И страхи были различные. Самым опасным было считать, что обладаешь способностями, которых на самом деле, пожалуй, не имеешь.

Обо мне говорили, что я слишком придирчива к себе. Но это происходило от сомнений. Все, что мне требовалось для самоосуществления, что находила с таким трудом, я обретала через сомнения.

У меня все было так же, как у других. Все ждешь чего-то необыкновенного. Утешаешь себя: «Потом! Успеется! В следующий раз!» И дрожишь, боишься, что наступит время, когда придется сказать себе: больше ничего не будет. Все уже было. И если я вынуждена буду уйти со сцены, то не смогу сделать это легко.

Я встала с красного кресла.

Меня не заметили, и я не заметила, что осталась одна. Бросила последний взгляд на тихие пустые ярусы, которые во всех театрах мира принадлежат молодежи, и на партер — места для плешеголовых авторитетов.

Затем погасли тусклые огни.

Константин ждал у дверей ложи в теплом дневном свете. Наверное, мое лицо было грустным, иначе он не сказал бы:

— Увидев, что многие тебя опередили, подумай о том: сколько даже не догнало тебя. К сожалению, слова не мои.

— Смысл их от этого не меняется, — ответила я.

Позади нас запирали ложи. Спускаясь по лестнице, Константин поддержал меня.

— Вы честолюбивы?

Я ответила вопросом:

— Честолюбие — плюс или минус?

— Скажите вы.

— Честолюбие в нас воспитывают неизбежно.
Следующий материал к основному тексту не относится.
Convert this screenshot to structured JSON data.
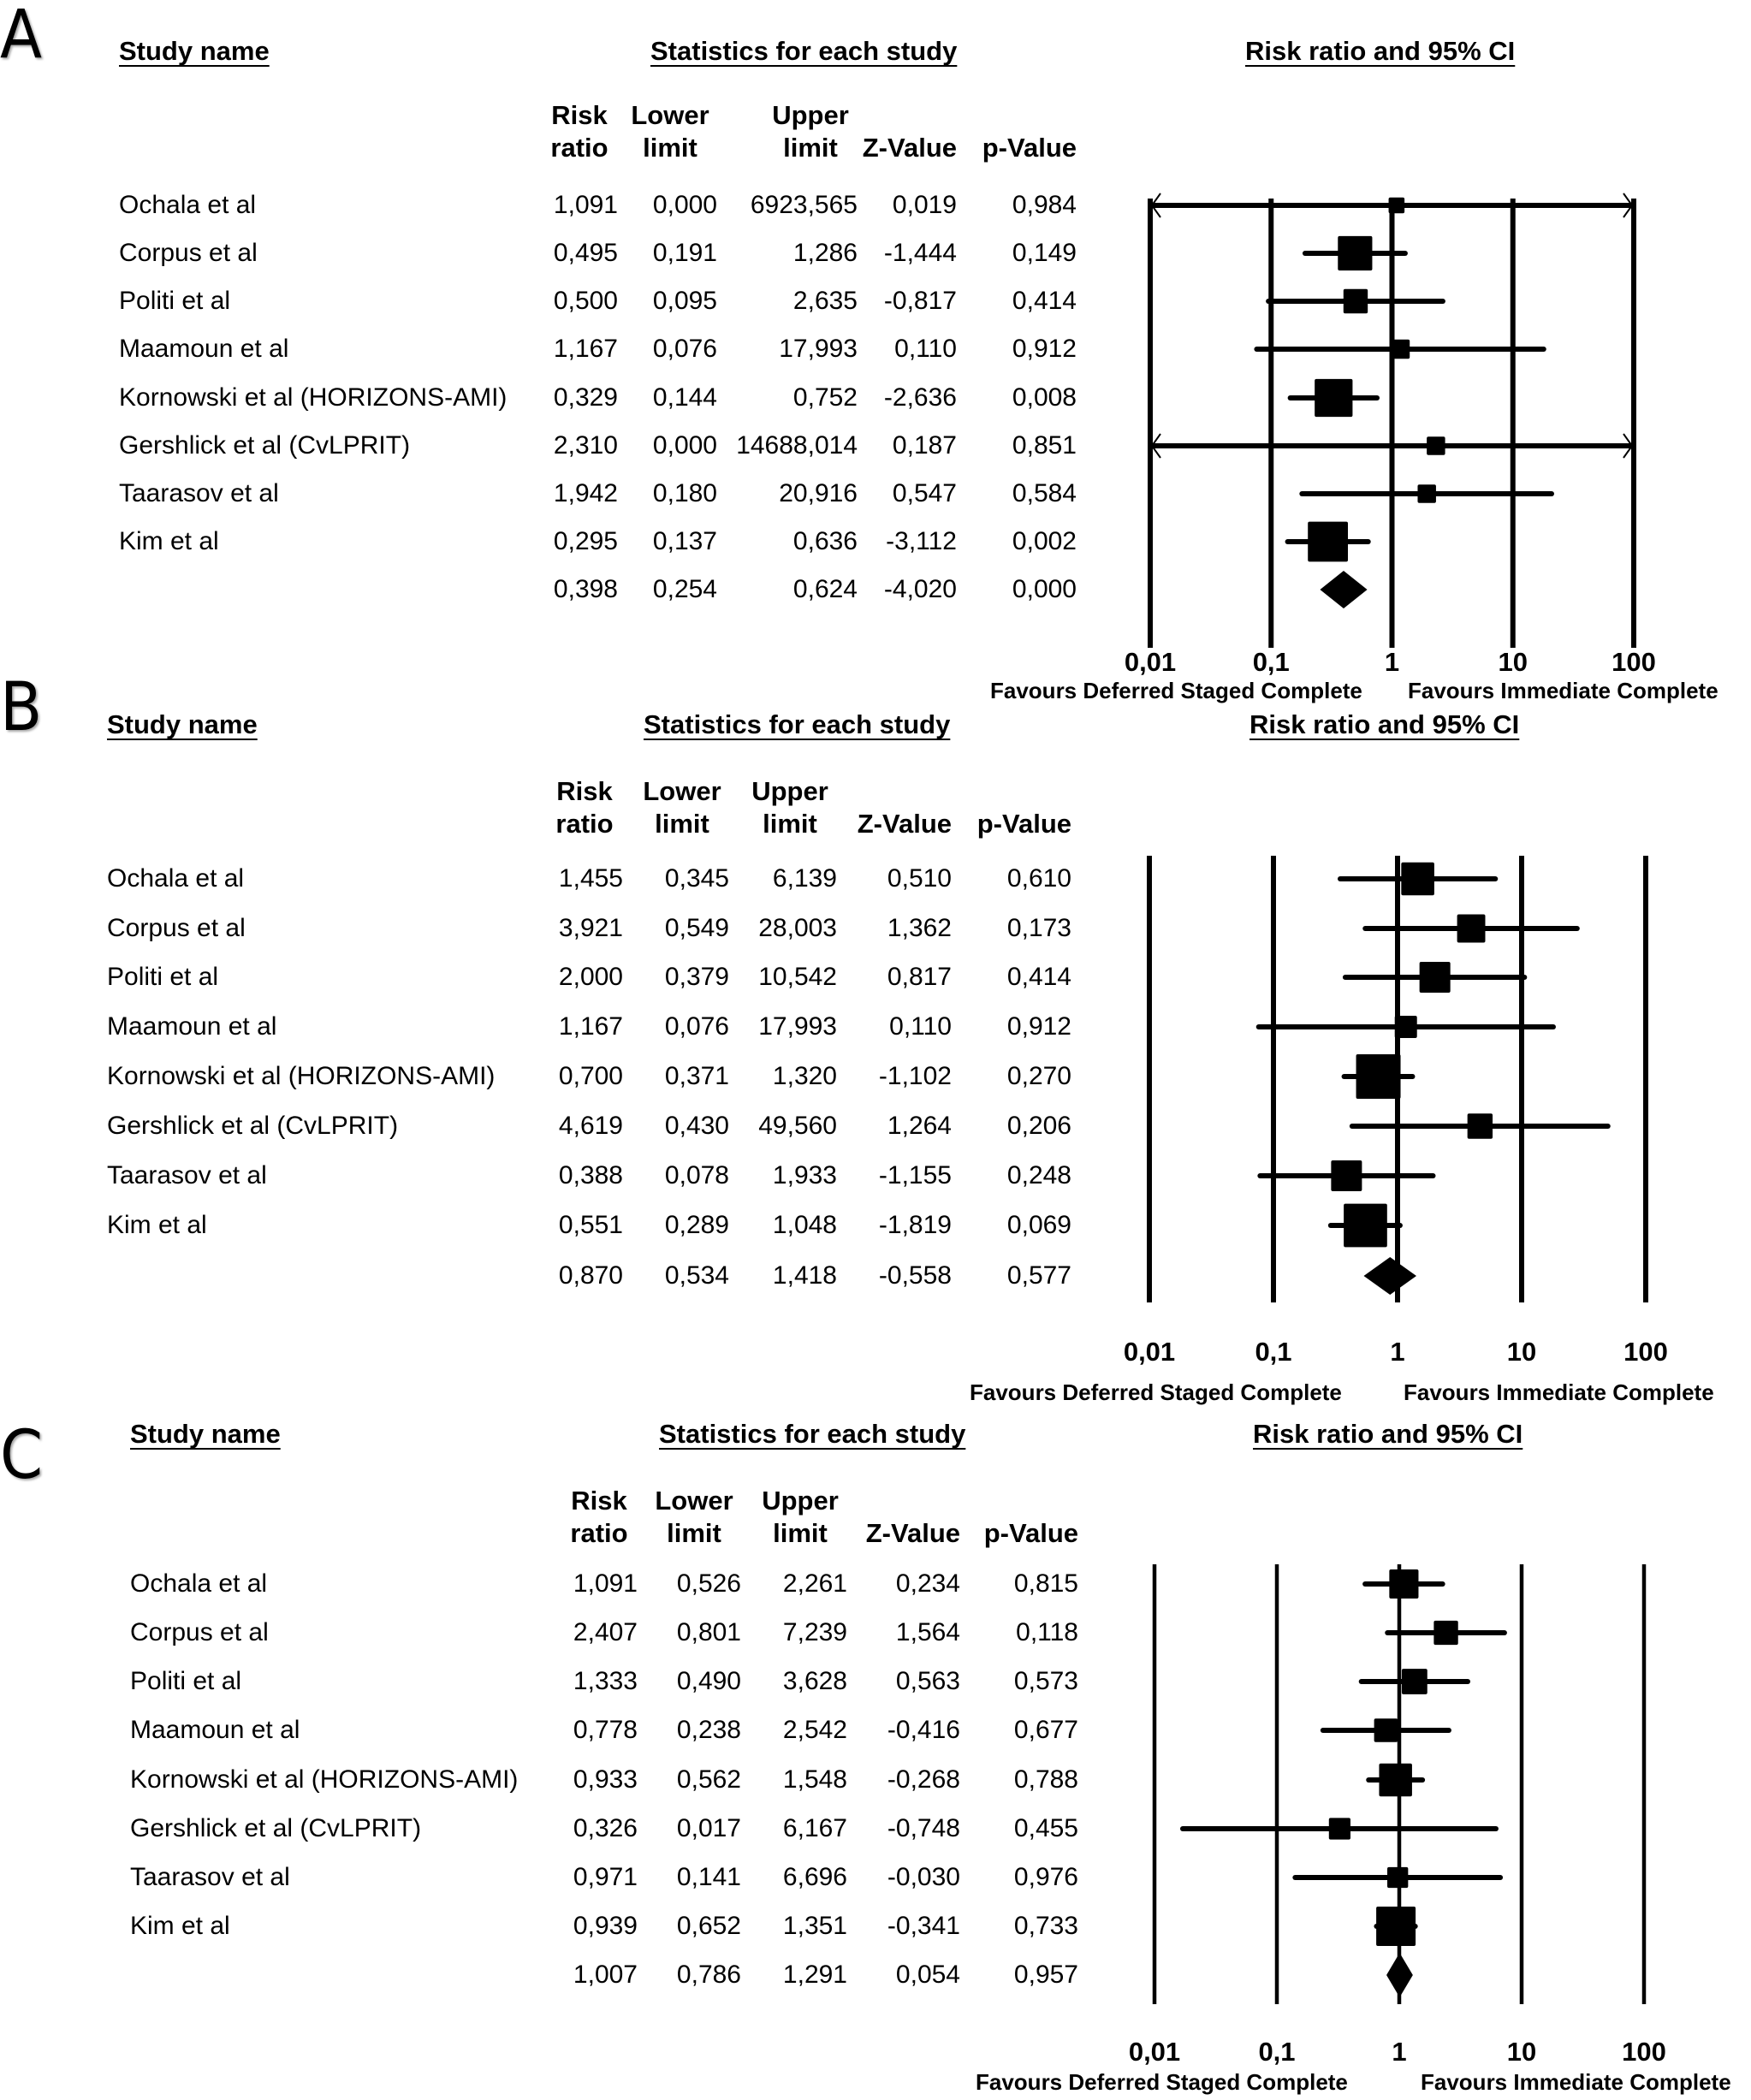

Чувствовала бессмысленность разговора. Честолюбива я или нет, но веру в себя поддерживать трудно. Каждый желает, чтобы находились люди, которые признают его талант.

Константин считал, что это следовало бы обсудить. Не успели. Вошли в нижние помещения — музей Ла Скала.

Я знала одного моряка, старого морского волка, у которого пальцы были толстые как сардельки. Но какие тончайшие модели кораблей делал он!

Предо мною была посмертная маска Вагнера. Неужели это вправду Вагнер? Скорее лицо лавочника, а не гения. Но вот у Верди было лицо гения.

Я шепнула Константину:

— Гениям требуются аплодисменты?

Он ответил шепотом:

— Страшно требуются. Но от этого нет никакой пользы. Все равно их не понимают.

Не было охоты смотреть фотографии.

Музеи напоминают кладбища. Такие, как Кампосанто в Генуе. Они заставляют задуматься о бренности существования: сегодняшний день — единственный. Наслаждайся им, оставайся безразличным к посмертным фейерверкам, тимпанам, овациям, слезам из камня. И к фотографиям в музеях.

На улице солнце пронизало меня насквозь. Это было хорошо.